Вадик рассказывал об этом, нервно смеясь, но на самом деле «пограничная» тема болезненна для очень многих жителей нашего города, которые однажды поутру обнаружили себя живущими в другом государстве по капризу дорвавшихся до власти державного алкоголика со товарищи. В этих широтах огромное число смешанных семей, у той же Норки половина родственников живёт по ту сторону границы. Что касается Вадика, то он у нас настоящий «суржик». Мало того, что он происходит от русско-украинских корней, так вот вам ещё один забавный казус: его русские предки – с Полтавщины, а украинские, наоборот, исторически жили в Воронежской области. Теперь и брат Вадика женат на такой же полукровке, да ещё и с примесью осетинской струи. Хотя районный городок, где мы выросли, и не отличается специфическим диалектом, Вадик даже изъясняется на натуральном суржике – видимо, привычки детства и семейного лексикона глубоко в него въелись, а может быть, у него просто ни разу не возникало ощущения несоответствия. В отличие от нас с Ольгой, он никогда не удалялся на жительство дальше чем на двести километров от места, где тридцать с чем-то лет назад появился на свет, а там суржик – дело хотя и не типичное, но нередкое. Словом, сообщение Большакова получило самый живой отклик – ничего удивительного, что и другие собеседники внесли в обмен мнениями свою скромную, но пылкую лепту о вымогательствах наглых пограничников, тупости правительственных постановлений и подлости властей, обрёкших людей на лишения ради обладания политическим капиталом.

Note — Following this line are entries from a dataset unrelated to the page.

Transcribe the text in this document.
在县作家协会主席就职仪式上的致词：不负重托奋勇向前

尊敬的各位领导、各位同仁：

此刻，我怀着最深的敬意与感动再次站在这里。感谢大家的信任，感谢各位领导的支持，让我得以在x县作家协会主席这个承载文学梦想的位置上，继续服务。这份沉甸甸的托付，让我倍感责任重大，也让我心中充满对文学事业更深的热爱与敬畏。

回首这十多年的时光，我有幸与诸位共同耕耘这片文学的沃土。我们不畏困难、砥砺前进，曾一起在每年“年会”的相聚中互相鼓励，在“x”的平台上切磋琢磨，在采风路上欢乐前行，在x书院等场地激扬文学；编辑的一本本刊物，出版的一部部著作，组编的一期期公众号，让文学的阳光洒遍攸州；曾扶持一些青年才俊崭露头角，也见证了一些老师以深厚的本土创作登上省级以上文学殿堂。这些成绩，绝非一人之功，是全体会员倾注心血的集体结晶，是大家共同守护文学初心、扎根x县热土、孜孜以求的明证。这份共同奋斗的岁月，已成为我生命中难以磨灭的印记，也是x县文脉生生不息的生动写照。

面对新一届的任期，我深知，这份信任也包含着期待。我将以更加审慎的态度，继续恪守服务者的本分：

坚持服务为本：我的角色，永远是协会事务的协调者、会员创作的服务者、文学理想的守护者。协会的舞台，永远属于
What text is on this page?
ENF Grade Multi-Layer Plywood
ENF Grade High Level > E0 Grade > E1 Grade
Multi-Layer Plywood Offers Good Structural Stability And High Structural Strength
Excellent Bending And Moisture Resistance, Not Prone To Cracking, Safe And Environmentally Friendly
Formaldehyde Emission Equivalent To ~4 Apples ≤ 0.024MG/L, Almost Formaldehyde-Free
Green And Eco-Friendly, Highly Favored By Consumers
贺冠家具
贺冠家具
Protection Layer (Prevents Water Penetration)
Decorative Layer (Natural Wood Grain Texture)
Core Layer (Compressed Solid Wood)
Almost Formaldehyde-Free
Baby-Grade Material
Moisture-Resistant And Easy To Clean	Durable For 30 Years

Тут-то и влезла в разговор Алла со своими непрошеными поучениями, да ещё и высказанными таким назидательным тоном, что слушать их было вдвойне противно. Решила наставить нас на путь истины, а заодно и заступиться за своего земляка, по праву прославившегося неординарными талантами на многих поприщах – от миротворчества до дирижирования.

– Ну и правильно, что границы! Давно пора – пока инородцы всё национальное достояние России не разворовали. Пора русскому народу избавиться от бесполезного бремени и встать с колен!

В первый момент все промолчали, а я, вспыхнув от стыда за Аллу, потупил глаза и мучительно надеялся, что продолжения не будет. Всякий, читающий эти строки, имеет полное основание считать Аллу законченной идиоткой, и у меня нет достаточно обоснованного возражения против такого заключения. Я только могу робко заметить, что не всегда и не во всём. Кое в чём она достаточно сообразительна, кое в чём даже умна, и, вообще говоря, достаточно восприимчива к разумным доводам. Но только не в том, что касается всякого рода этнических вопросов. В этом она тупо нетерпима и излишне эмоциональна; любые апелляции к здравому смыслу здесь бесполезны.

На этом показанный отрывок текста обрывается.